Microsoft researchers are working on a technology that can automatically identify the objects in a picture, interpret what is going on and write an accurate caption explaining it. "The machine has been trained to understand how a human understands the image," said Xiaodong He, a researcher with Microsoft Research’s Deep Learning Technology Center and one of the people working on the project.
For example, when given a picture of a man sitting in front of a computer, the image captioning technology can accurately recognize that it should focus on describing the man in the foreground, not the image on the computer in the background. Because the man has facial hair, it also knows that it is a man, not a woman.
The system is based on neural networks, which are computing elements that are modeled loosely after the human brain, to connect vision to language. With that technology, the systems began to get it right more often, and error rates have been decreasing ever since.
Automated image captioning still isn’t perfect, but it has quickly become a hot research area, with experts from universities and corporate research labs vying for the best automated image captioning algorithm.
The latest competition to create the most informative and accurate captions, the MS COCO Captioning Challenge 2015, ends this Friday.

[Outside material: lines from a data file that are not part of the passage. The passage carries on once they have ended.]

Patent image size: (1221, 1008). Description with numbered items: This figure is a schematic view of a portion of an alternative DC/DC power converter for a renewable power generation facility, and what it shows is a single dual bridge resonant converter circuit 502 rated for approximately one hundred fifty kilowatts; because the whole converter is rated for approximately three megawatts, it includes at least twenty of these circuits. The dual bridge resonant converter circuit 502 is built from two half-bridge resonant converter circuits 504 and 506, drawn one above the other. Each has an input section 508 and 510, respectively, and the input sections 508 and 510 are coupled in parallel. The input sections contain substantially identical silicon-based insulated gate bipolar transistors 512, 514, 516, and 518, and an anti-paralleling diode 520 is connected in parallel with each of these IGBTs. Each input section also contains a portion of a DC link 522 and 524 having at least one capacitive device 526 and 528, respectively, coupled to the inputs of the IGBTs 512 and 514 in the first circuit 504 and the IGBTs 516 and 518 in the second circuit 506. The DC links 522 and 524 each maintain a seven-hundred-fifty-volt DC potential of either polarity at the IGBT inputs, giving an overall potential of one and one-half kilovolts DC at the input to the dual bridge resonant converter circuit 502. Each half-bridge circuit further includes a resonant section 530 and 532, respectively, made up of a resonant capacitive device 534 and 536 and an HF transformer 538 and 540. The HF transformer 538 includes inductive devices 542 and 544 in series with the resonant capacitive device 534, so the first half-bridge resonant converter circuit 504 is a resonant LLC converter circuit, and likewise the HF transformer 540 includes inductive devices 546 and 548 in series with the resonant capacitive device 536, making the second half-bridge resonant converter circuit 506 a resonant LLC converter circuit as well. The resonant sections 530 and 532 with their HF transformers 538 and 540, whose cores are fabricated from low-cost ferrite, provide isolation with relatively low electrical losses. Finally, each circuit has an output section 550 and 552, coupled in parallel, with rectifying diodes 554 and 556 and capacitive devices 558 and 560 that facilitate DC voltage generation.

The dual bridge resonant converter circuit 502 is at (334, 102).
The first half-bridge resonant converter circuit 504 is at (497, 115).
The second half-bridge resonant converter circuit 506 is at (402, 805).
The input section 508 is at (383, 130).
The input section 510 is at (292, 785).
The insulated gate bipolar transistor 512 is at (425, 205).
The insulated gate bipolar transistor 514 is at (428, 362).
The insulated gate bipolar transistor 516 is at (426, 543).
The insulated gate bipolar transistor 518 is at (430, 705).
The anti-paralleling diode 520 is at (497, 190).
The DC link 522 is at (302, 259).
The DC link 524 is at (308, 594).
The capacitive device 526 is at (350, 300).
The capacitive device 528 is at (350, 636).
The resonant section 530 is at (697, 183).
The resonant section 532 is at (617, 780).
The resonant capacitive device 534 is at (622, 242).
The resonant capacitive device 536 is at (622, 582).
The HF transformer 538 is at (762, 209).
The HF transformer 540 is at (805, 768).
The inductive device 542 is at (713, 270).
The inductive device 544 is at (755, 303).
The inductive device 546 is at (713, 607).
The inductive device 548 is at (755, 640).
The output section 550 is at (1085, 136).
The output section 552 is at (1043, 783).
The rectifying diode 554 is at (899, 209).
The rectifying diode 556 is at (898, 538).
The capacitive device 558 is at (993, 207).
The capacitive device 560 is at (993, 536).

Throughout the competition, a leaderboard has been tracking how well the teams are doing using various technical measurements, and ranking them based on who is currently producing the best results.
The competitors are all using a dataset of images, called Microsoft COCO, which was developed by researchers from Microsoft and other research institutions. The challenge is to come up with the best algorithm that creates captions based on that dataset.
Microsoft’s algorithm is trained to automatically write a caption using several steps.
First, it predicts the words that are likely to appear in a caption, using what’s called a convolutional neural network to recognize what’s in the image.
The convolutional neural network is trained with many examples of images and captions, and automatically learns features such as color patches, shapes and other features. That’s much like the way the human brain identifies objects.
Next, it uses a language model to take that set of words and create coherent possible captions.
"The critical thing is that the language model is generating text conditioned on the information in the image," said Geoffrey Zweig, who manages Microsoft Research’s speech and dialog research group.
Finally, it deploys a checker that measures the overall semantic similarity between the caption and the image, to choose the best possible caption.
As the technology continues to improve, the researchers say they see vast possibilities for how these types of tools could be used to make significant gains in the field of artificial intelligence, in which computers are capable of intelligent behavior in an era of more personal computing.
The goal is to connect vision to language in order to have artificial intelligence tools.
Recently, Stephen Wolfram, the brain behing Mathematica, has also talked about a function called ImageIdentify built into the Wolfram Language that lets you ask, "What is this a picture of?" - and get an answer.